An analysis of 7 factors that influence oil markets, with chart data updated monthly and quarterly

What drives crude oil prices: Demand Non-OECD

Oil consumption in developing countries that are not part of the Organization of Economic Cooperation and Development (OECD) has risen sharply in recent years. While oil consumption in the OECD countries declined between 2000 and 2010, non-OECD oil consumption increased more than 40 percent. China, India, and Saudi Arabia had the largest growth in oil consumption among the countries in the non-OECD during this period.

Economic growth has a strong impact on oil consumption
Updated: Monthly | Last Updated: 01/10/2017
In this chart there is a strong relationship between GDP growth rates and growth in oil consumption in non-OECD countries. Since 2001, oil consumption in non-OECD countries declined only in the fourth quarter of 2008 and the first quarter of 2009. Increased demand pressure due to economic growth overwhelmed any downward pressure on oil consumption due to higher prices.

Rising oil consumption reflects rapid economic growth in these countries.
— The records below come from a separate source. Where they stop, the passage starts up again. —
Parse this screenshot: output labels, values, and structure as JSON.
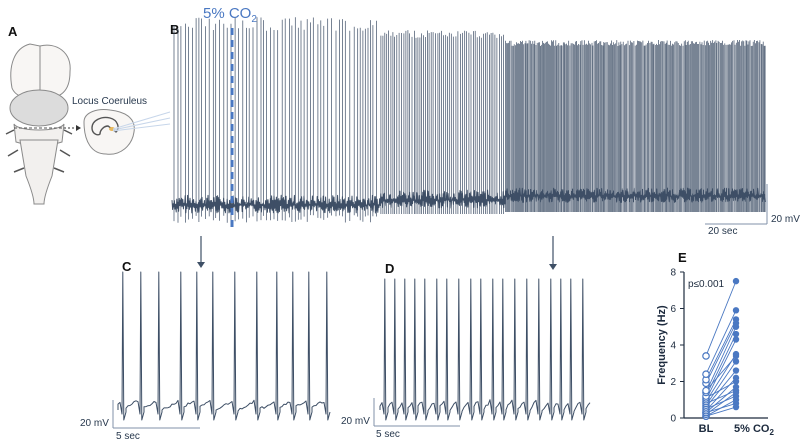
{
  "panels": {
    "a": "A",
    "b": "B",
    "c": "C",
    "d": "D",
    "e": "E"
  },
  "panel_a": {
    "region_label": "Locus Coeruleus"
  },
  "panel_b": {
    "stim_label": "5% CO",
    "stim_sub": "2",
    "scale_v": "20 mV",
    "scale_t": "20 sec"
  },
  "panel_c": {
    "scale_v": "20 mV",
    "scale_t": "5 sec"
  },
  "panel_d": {
    "scale_v": "20 mV",
    "scale_t": "5 sec"
  },
  "colors": {
    "trace": "#3e4f66",
    "accent": "#4a78c2"
  },
  "chart_data": {
    "type": "scatter",
    "title": "",
    "annotation": "p≤0.001",
    "xlabel": "",
    "ylabel": "Frequency (Hz)",
    "categories": [
      "BL",
      "5% CO2"
    ],
    "category_labels": {
      "bl": "BL",
      "co2": "5% CO",
      "co2_sub": "2"
    },
    "ylim": [
      0,
      8
    ],
    "yticks": [
      "0",
      "2",
      "4",
      "6",
      "8"
    ],
    "pairs": [
      [
        0.1,
        0.6
      ],
      [
        0.1,
        1.0
      ],
      [
        0.2,
        1.4
      ],
      [
        0.3,
        0.8
      ],
      [
        0.3,
        1.7
      ],
      [
        0.4,
        2.2
      ],
      [
        0.5,
        1.2
      ],
      [
        0.6,
        2.6
      ],
      [
        0.7,
        3.1
      ],
      [
        0.8,
        1.5
      ],
      [
        0.9,
        3.5
      ],
      [
        1.0,
        4.3
      ],
      [
        1.1,
        2.0
      ],
      [
        1.2,
        4.6
      ],
      [
        1.4,
        5.0
      ],
      [
        1.5,
        3.4
      ],
      [
        1.9,
        5.2
      ],
      [
        2.1,
        5.4
      ],
      [
        2.4,
        5.9
      ],
      [
        3.4,
        7.5
      ]
    ]
  }
}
Current and expected levels of economic growth heavily influence global oil demand and oil prices. Commercial and personal transportation activities, in particular, require large amounts of oil and are directly tied to economic conditions. Many manufacturing processes consume oil as fuel or use it as feedstock, and in some non-OECD countries, oil remains an important fuel for power generation. Because of these uses, oil prices tend to rise when economic activity and in turn oil demand is growing strongly. Many non-OECD countries are also experiencing rapid growth in population, which is an additional factor supporting strong oil consumption growth.
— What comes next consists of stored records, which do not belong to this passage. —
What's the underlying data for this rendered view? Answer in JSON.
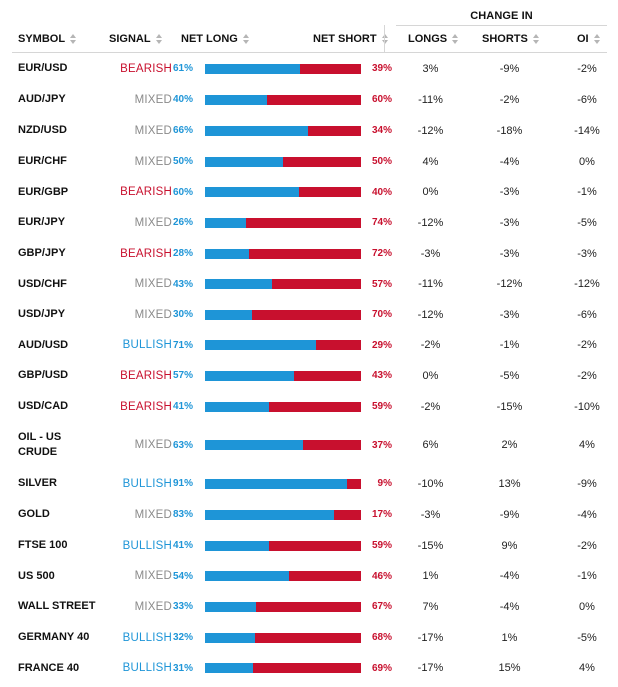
{
  "header": {
    "change_in": "CHANGE IN",
    "symbol": "SYMBOL",
    "signal": "SIGNAL",
    "net_long": "NET LONG",
    "net_short": "NET SHORT",
    "longs": "LONGS",
    "shorts": "SHORTS",
    "oi": "OI"
  },
  "colors": {
    "long": "#1e95d7",
    "short": "#c8102e",
    "mixed": "#8a8a8a"
  },
  "rows": [
    {
      "symbol": "EUR/USD",
      "signal": "BEARISH",
      "net_long": "61%",
      "net_short": "39%",
      "long_frac": 0.61,
      "longs": "3%",
      "shorts": "-9%",
      "oi": "-2%"
    },
    {
      "symbol": "AUD/JPY",
      "signal": "MIXED",
      "net_long": "40%",
      "net_short": "60%",
      "long_frac": 0.4,
      "longs": "-11%",
      "shorts": "-2%",
      "oi": "-6%"
    },
    {
      "symbol": "NZD/USD",
      "signal": "MIXED",
      "net_long": "66%",
      "net_short": "34%",
      "long_frac": 0.66,
      "longs": "-12%",
      "shorts": "-18%",
      "oi": "-14%"
    },
    {
      "symbol": "EUR/CHF",
      "signal": "MIXED",
      "net_long": "50%",
      "net_short": "50%",
      "long_frac": 0.5,
      "longs": "4%",
      "shorts": "-4%",
      "oi": "0%"
    },
    {
      "symbol": "EUR/GBP",
      "signal": "BEARISH",
      "net_long": "60%",
      "net_short": "40%",
      "long_frac": 0.6,
      "longs": "0%",
      "shorts": "-3%",
      "oi": "-1%"
    },
    {
      "symbol": "EUR/JPY",
      "signal": "MIXED",
      "net_long": "26%",
      "net_short": "74%",
      "long_frac": 0.26,
      "longs": "-12%",
      "shorts": "-3%",
      "oi": "-5%"
    },
    {
      "symbol": "GBP/JPY",
      "signal": "BEARISH",
      "net_long": "28%",
      "net_short": "72%",
      "long_frac": 0.28,
      "longs": "-3%",
      "shorts": "-3%",
      "oi": "-3%"
    },
    {
      "symbol": "USD/CHF",
      "signal": "MIXED",
      "net_long": "43%",
      "net_short": "57%",
      "long_frac": 0.43,
      "longs": "-11%",
      "shorts": "-12%",
      "oi": "-12%"
    },
    {
      "symbol": "USD/JPY",
      "signal": "MIXED",
      "net_long": "30%",
      "net_short": "70%",
      "long_frac": 0.3,
      "longs": "-12%",
      "shorts": "-3%",
      "oi": "-6%"
    },
    {
      "symbol": "AUD/USD",
      "signal": "BULLISH",
      "net_long": "71%",
      "net_short": "29%",
      "long_frac": 0.71,
      "longs": "-2%",
      "shorts": "-1%",
      "oi": "-2%"
    },
    {
      "symbol": "GBP/USD",
      "signal": "BEARISH",
      "net_long": "57%",
      "net_short": "43%",
      "long_frac": 0.57,
      "longs": "0%",
      "shorts": "-5%",
      "oi": "-2%"
    },
    {
      "symbol": "USD/CAD",
      "signal": "BEARISH",
      "net_long": "41%",
      "net_short": "59%",
      "long_frac": 0.41,
      "longs": "-2%",
      "shorts": "-15%",
      "oi": "-10%"
    },
    {
      "symbol": "OIL - US CRUDE",
      "signal": "MIXED",
      "net_long": "63%",
      "net_short": "37%",
      "long_frac": 0.63,
      "longs": "6%",
      "shorts": "2%",
      "oi": "4%"
    },
    {
      "symbol": "SILVER",
      "signal": "BULLISH",
      "net_long": "91%",
      "net_short": "9%",
      "long_frac": 0.91,
      "longs": "-10%",
      "shorts": "13%",
      "oi": "-9%"
    },
    {
      "symbol": "GOLD",
      "signal": "MIXED",
      "net_long": "83%",
      "net_short": "17%",
      "long_frac": 0.83,
      "longs": "-3%",
      "shorts": "-9%",
      "oi": "-4%"
    },
    {
      "symbol": "FTSE 100",
      "signal": "BULLISH",
      "net_long": "41%",
      "net_short": "59%",
      "long_frac": 0.41,
      "longs": "-15%",
      "shorts": "9%",
      "oi": "-2%"
    },
    {
      "symbol": "US 500",
      "signal": "MIXED",
      "net_long": "54%",
      "net_short": "46%",
      "long_frac": 0.54,
      "longs": "1%",
      "shorts": "-4%",
      "oi": "-1%"
    },
    {
      "symbol": "WALL STREET",
      "signal": "MIXED",
      "net_long": "33%",
      "net_short": "67%",
      "long_frac": 0.33,
      "longs": "7%",
      "shorts": "-4%",
      "oi": "0%"
    },
    {
      "symbol": "GERMANY 40",
      "signal": "BULLISH",
      "net_long": "32%",
      "net_short": "68%",
      "long_frac": 0.32,
      "longs": "-17%",
      "shorts": "1%",
      "oi": "-5%"
    },
    {
      "symbol": "FRANCE 40",
      "signal": "BULLISH",
      "net_long": "31%",
      "net_short": "69%",
      "long_frac": 0.31,
      "longs": "-17%",
      "shorts": "15%",
      "oi": "4%"
    }
  ]
}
Rising oil prices held down global oil consumption growth from 2005-2008 despite high economic growth
Updated: Monthly | Last Updated: 01/10/2017
In this chart, WTI price levels are graphed with changes in world GDP growth rates (as an indicator of underlying oil demand growth) and world oil consumption. Rising oil prices held down global oil consumption growth from 2005 to 2008, despite high economic growth.

Structural conditions in each country's economy further influence the relationship between oil prices and economic growth. Developing countries tend to have a greater proportion of their economies in manufacturing industries, which are more energy intensive than service industries. Although transportation oil use is usually a smaller share of total oil consumption in non-OECD countries, this use tends to increase rapidly as expanding economies increase the need to move goods and people. Vehicle ownership per capita is also highly correlated with rising incomes and has much room to grow in non-OECD countries. For these reasons, non-OECD economic growth rates tend to be an important factor affecting oil prices. China's strong economic growth has recently resulted in that country becoming the largest energy consumer and second largest oil consumer in the world. In addition, China's rising oil consumption has been a major contributor to incremental growth in worldwide oil consumption. EIA projects that virtually all the net increase in oil consumption in the next 25 years will come from non-OECD countries.
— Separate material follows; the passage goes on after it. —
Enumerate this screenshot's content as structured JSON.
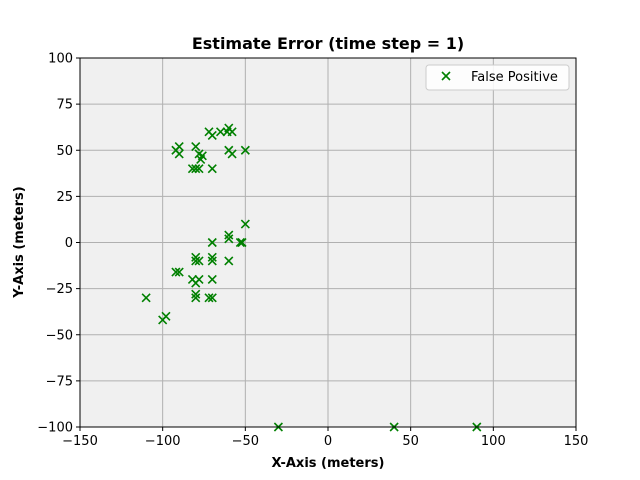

Although oil use is clearly tied to economic activity, energy policies also significantly affect that relationship. Many developing countries, for example, control or subsidize end-use prices, which inhibits consumer response to market price changes. This reduced demand response to price changes further contributes to the importance of economic growth as a key driver of non-OECD demand and in turn global oil prices.

While current oil consumption is primarily related to current economic activity, changes in the outlook for future economic conditions can also have an immediate impact on oil prices. For example, an improvement in the economic outlook would tend to increase the chance that oil markets will tighten in the future, resulting in higher expected future oil prices. This change in expectations would be reflected in higher oil futures prices. This rise in futures prices increases the incentive to hold inventories, which in turn decreases available current supply and tends to raise current prices.

Changes in expectations of economic growth can affect oil prices
Updated: Monthly | Last Updated: 01/10/2017
Oil markets often respond to changing expectations of future supply and demand. This chart shows how projections of economic growth in Non-OECD changed over time for various forecast years. Estimates of economic growth for 2008 fell as the year progressed (as did oil prices), for example, while growth estimates for 2009 increased steadily throughout the year (as did oil prices).